Almost all medical professionals have seen what we call “futile care” being performed on people. That’s when doctors bring the cutting edge of technology to bear on a grievously ill person near the end of life. The patient will get cut open, perforated with tubes, hooked up to machines, and assaulted with drugs. All of this occurs in the Intensive Care Unit at a cost of tens of thousands of dollars a day. What it buys is misery we would not inflict on a terrorist. I cannot count the number of times fellow physicians have told me, in words that vary only slightly, “Promise me if you find me like this that you’ll kill me.” They mean it. Some medical personnel wear medallions stamped “NO CODE” to tell physicians not to perform CPR on them. I have even seen it as a tattoo.
But let us grant him these facts, despite the lack of data, for the sake of argument. And then let’s us get beyond the scary images here and focus on the social situation in which physicians find themselves.
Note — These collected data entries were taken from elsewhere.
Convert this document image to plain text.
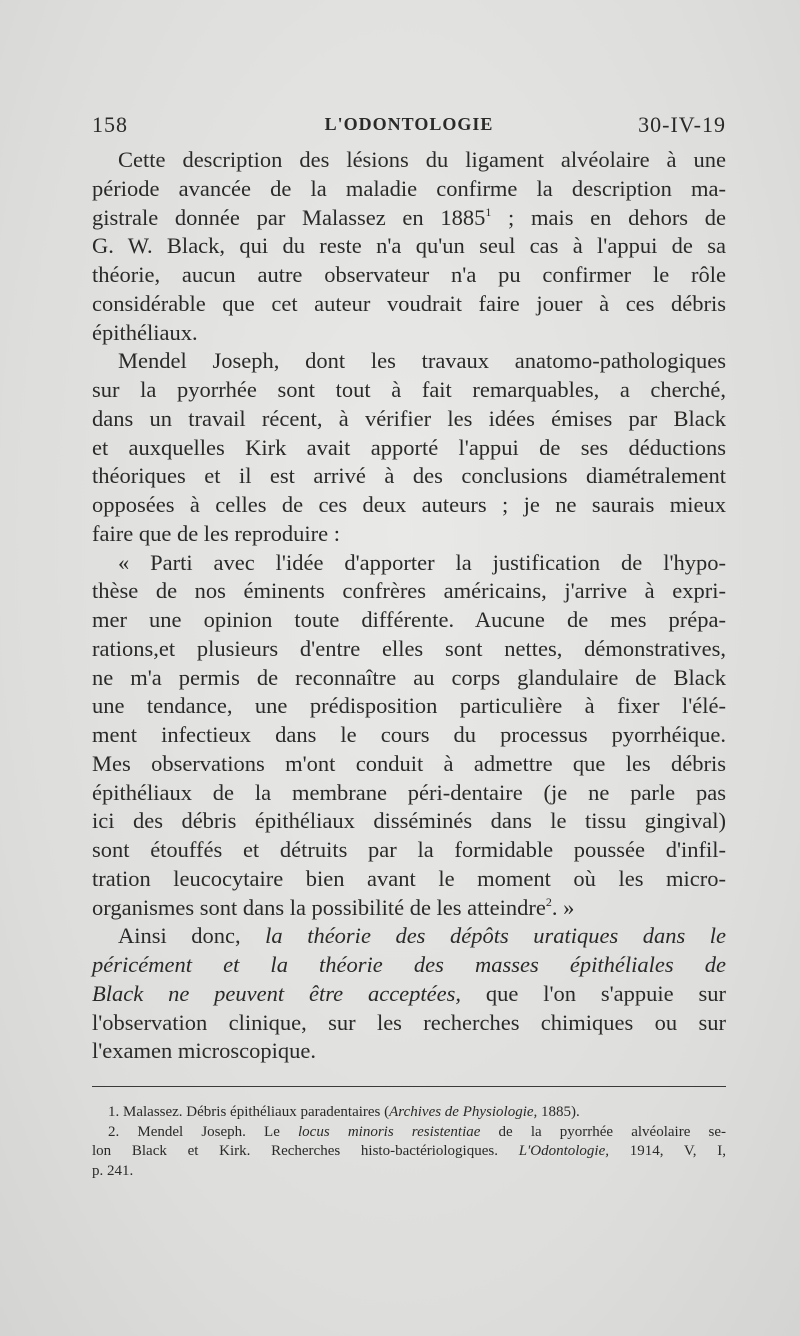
158	L'ODONTOLOGIE	30-IV-19
Cette description des lésions du ligament alvéolaire à une
période avancée de la maladie confirme la description ma-
gistrale donnée par Malassez en 1885$^1$ ; mais en dehors de
G. W. Black, qui du reste n'a qu'un seul cas à l'appui de sa
théorie, aucun autre observateur n'a pu confirmer le rôle
considérable que cet auteur voudrait faire jouer à ces débris
épithéliaux.
Mendel Joseph, dont les travaux anatomo-pathologiques
sur la pyorrhée sont tout à fait remarquables, a cherché,
dans un travail récent, à vérifier les idées émises par Black
et auxquelles Kirk avait apporté l'appui de ses déductions
théoriques et il est arrivé à des conclusions diamétralement
opposées à celles de ces deux auteurs ; je ne saurais mieux
faire que de les reproduire :
« Parti avec l'idée d'apporter la justification de l'hypo-
thèse de nos éminents confrères américains, j'arrive à expri-
mer une opinion toute différente. Aucune de mes prépa-
rations,et plusieurs d'entre elles sont nettes, démonstratives,
ne m'a permis de reconnaître au corps glandulaire de Black
une tendance, une prédisposition particulière à fixer l'élé-
ment infectieux dans le cours du processus pyorrhéique.
Mes observations m'ont conduit à admettre que les débris
épithéliaux de la membrane péri-dentaire (je ne parle pas
ici des débris épithéliaux disséminés dans le tissu gingival)
sont étouffés et détruits par la formidable poussée d'infil-
tration leucocytaire bien avant le moment où les micro-
organismes sont dans la possibilité de les atteindre$^2$. »
Ainsi donc, la théorie des dépôts uratiques dans le
péricément et la théorie des masses épithéliales de
Black ne peuvent être acceptées, que l'on s'appuie sur
l'observation clinique, sur les recherches chimiques ou sur
l'examen microscopique.
1. Malassez. Débris épithéliaux paradentaires (Archives de Physiologie, 1885).
2. Mendel Joseph. Le locus minoris resistentiae de la pyorrhée alvéolaire se-
lon Black et Kirk. Recherches histo-bactériologiques. L'Odontologie, 1914, V, I,
p. 241.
Murray himself notes that administering “medical care that makes people suffer is anguishing”, and so we need to ask questions about what a career of such anguish might do to one’s ability to be rational about end of life choices. Furthermore, when deciding about what kind of life is worth living, there are at least three reasons to be skeptical of the answer that many physicians give. First, while they are often highly skilled organic plumbers, they almost always have no particular expertise in the complicated ethical questions surrounding quality of life issues. Second, as I pointed out in my last two posts, they are often wrong about the diagnosis and medical facts on important end of life issues. Third, they almost always lead very privileged, educated lives such that they are disproportionately unlikely to understand or imagine how those without such benefits can find their lives fulfilling.
Indeed, a recent study found that patients actually preferred longer life to quality of life. “I was quite surprised by the results,” said lead author Dr. Hans-Peter Brunner-La Rocca, of University Hospital Basel in Switzerland. “Often we think we know what is best for a patient, but this is often wrong.”
Former director of Medicaid and Medicare services Dr. Peter Bach helpfully nuanced Murray’s position:
The more nuanced reality is that some aggressive treatment delivers value and is appropriate, even though some patients who receive such care die; other treatment is too aggressive and should be curtailed no matter what the short-term outcome. No one knows how many patients are more like my patient, who could have died but whose life was saved, and how many undergo treatments and tests even though there is no meaningful chance they will benefit from them. The important thing is that it’s not all of one and it’s not all of the other. Today the medical profession lacks a shared understanding of which patients are which. That gap must be addressed. It will be an excruciating task, and it will be politically noxious. Someone will again accuse officials of forming death panels. But leaving the distinctions to individual doctors leads to inequities, harm to patients, distrust in medical care and lawsuits; ignoring the problem should not be an option, either.
Indeed. But in the meantime there are lots of other things we can do to drive down the costs of health care. We can provide primary care for our most vulnerable populations, we can make a concerted effort to cut waste and fraud, and we can make efforts to treat more people at home.
One thing we need not do, however, is die like a physician…or at least as Dr. Murray would have us die.